No era una pregunta, y la expresión de Laurel lo inquietó.
–No lo sé –respondió ella–, solo sé que Michelle mencionó que Val se encargaba de aprobar los gastos de ese departamento. Y que ahora lo haces tú.
–Está bien –dijo él. Tenía que empezar a investigar ese asunto enseguida–. Gracias por decírmelo; es cosa mía y me ocuparé de que se aclare.
La desazón que sentía en el estómago se incrementó cuando se dio cuenta de que Laurel no había saltado de inmediato a ofrecerse a ayudarle, a decirle que estaban juntos en aquello, como en lo demás.
Si había alguien robando en LBC, lo descubriría, y esa persona, o personas, lo pagarían muy caro. Luego ya se preocuparía acerca de por qué tenía la sensación de que Laurel estaba intentando escabullirse.

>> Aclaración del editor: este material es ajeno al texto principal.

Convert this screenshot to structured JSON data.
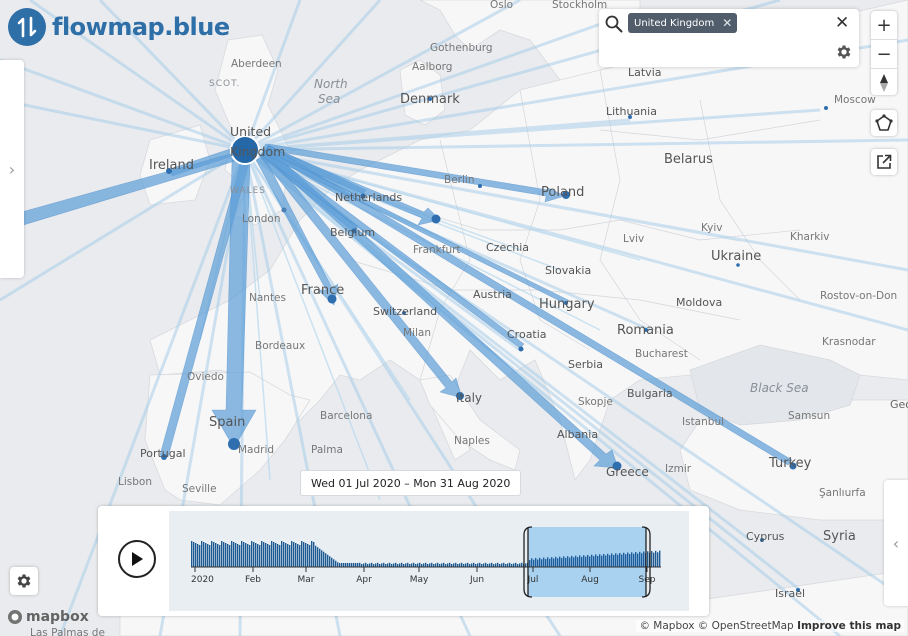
{
  "app": {
    "name": "flowmap.blue",
    "brand_color": "#2f6fa8"
  },
  "search": {
    "selected_chip": "United Kingdom",
    "chip_remove_icon": "close-icon",
    "clear_icon": "close-icon",
    "settings_icon": "gear-icon"
  },
  "map_controls": {
    "zoom_in": "+",
    "zoom_out": "−",
    "compass_icon": "compass-icon",
    "select_area_icon": "pentagon-icon",
    "share_icon": "external-link-icon"
  },
  "left_toggle": "›",
  "right_toggle": "‹",
  "date_range": "Wed 01 Jul 2020 – Mon 31 Aug 2020",
  "timeline": {
    "months": [
      "2020",
      "Feb",
      "Mar",
      "Apr",
      "May",
      "Jun",
      "Jul",
      "Aug",
      "Sep"
    ],
    "selected_months": [
      "Jul",
      "Aug"
    ],
    "play_icon": "play-icon"
  },
  "attribution": {
    "mapbox": "© Mapbox",
    "osm": "© OpenStreetMap",
    "improve": "Improve this map"
  },
  "mapbox_logo_text": "mapbox",
  "map_labels": {
    "countries": [
      "United Kingdom",
      "Ireland",
      "Denmark",
      "Netherlands",
      "Belgium",
      "France",
      "Spain",
      "Portugal",
      "Italy",
      "Greece",
      "Turkey",
      "Syria",
      "Poland",
      "Belarus",
      "Ukraine",
      "Lithuania",
      "Latvia",
      "Czechia",
      "Slovakia",
      "Austria",
      "Hungary",
      "Switzerland",
      "Croatia",
      "Serbia",
      "Romania",
      "Bulgaria",
      "Moldova",
      "Albania",
      "Cyprus",
      "Israel"
    ],
    "cities": [
      "Oslo",
      "Stockholm",
      "Gothenburg",
      "Aalborg",
      "Aberdeen",
      "Berlin",
      "Frankfurt",
      "London",
      "Nantes",
      "Bordeaux",
      "Oviedo",
      "Barcelona",
      "Madrid",
      "Lisbon",
      "Seville",
      "Palma",
      "Milan",
      "Naples",
      "Bucharest",
      "Skopje",
      "Istanbul",
      "Izmir",
      "Samsun",
      "Şanlıurfa",
      "Moscow",
      "Kyiv",
      "Kharkiv",
      "Lviv",
      "Krasnodar",
      "Rostov-on-Don",
      "Las Palmas de"
    ],
    "regions": [
      "North Sea",
      "Black Sea",
      "SCOT.",
      "WALES",
      "Geo"
    ]
  }
}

Muchas horas después, tras un repaso interminable y agotador, Michelle, la encargada del departamento de contabilidad, y él habían repasado juntos los números las veces suficientes como para llegar a la conclusión de que solo habían rozado la superficie del problema. A Michelle no se le había borrado la preocupación de la cara en ningún momento, y estaba seguro de que la suya debía reflejar esa misma preocupación.
–Es tarde –le dijo, viendo que pasaban ya de las ocho–. Deberías irte a casa. Contrataré una auditoría externa mañana por la mañana para que revisen todos nuestros libros de cuentas.
Y al decir «nuestros», lo decía en el sentido estricto de la palabra. En los meses que llevaba allí él había firmado algunos de esos recibos y facturas cuyos montantes parecían haber sido inflados. Parecía que Jennifer Sanders, la gerente del departamento del servicio de comidas, había estado llevándose dinero durante bastante tiempo, y además de un modo descarado.
–Gracias por no despedirme –dijo Michelle en un tono quedo–. Deberíamos habernos dado cuenta de esto mucho antes.
–No dependía solo de ti. Marjorie también debería haber estado más vigilante, igual que Val –respondió Xavier–. Solo te pido que no hables de esto con nadie hasta que no tengamos pruebas suficientes como para presentar cargos.
Hasta que no tuviera pruebas sólidas y averiguara cuánto tiempo llevaba pasando aquello, no podría culpar directamente a nadie. Aunque Val, por el momento, figuraba en lo más alto de su lista. Su hermano tenía unas cuantas explicaciones que dar…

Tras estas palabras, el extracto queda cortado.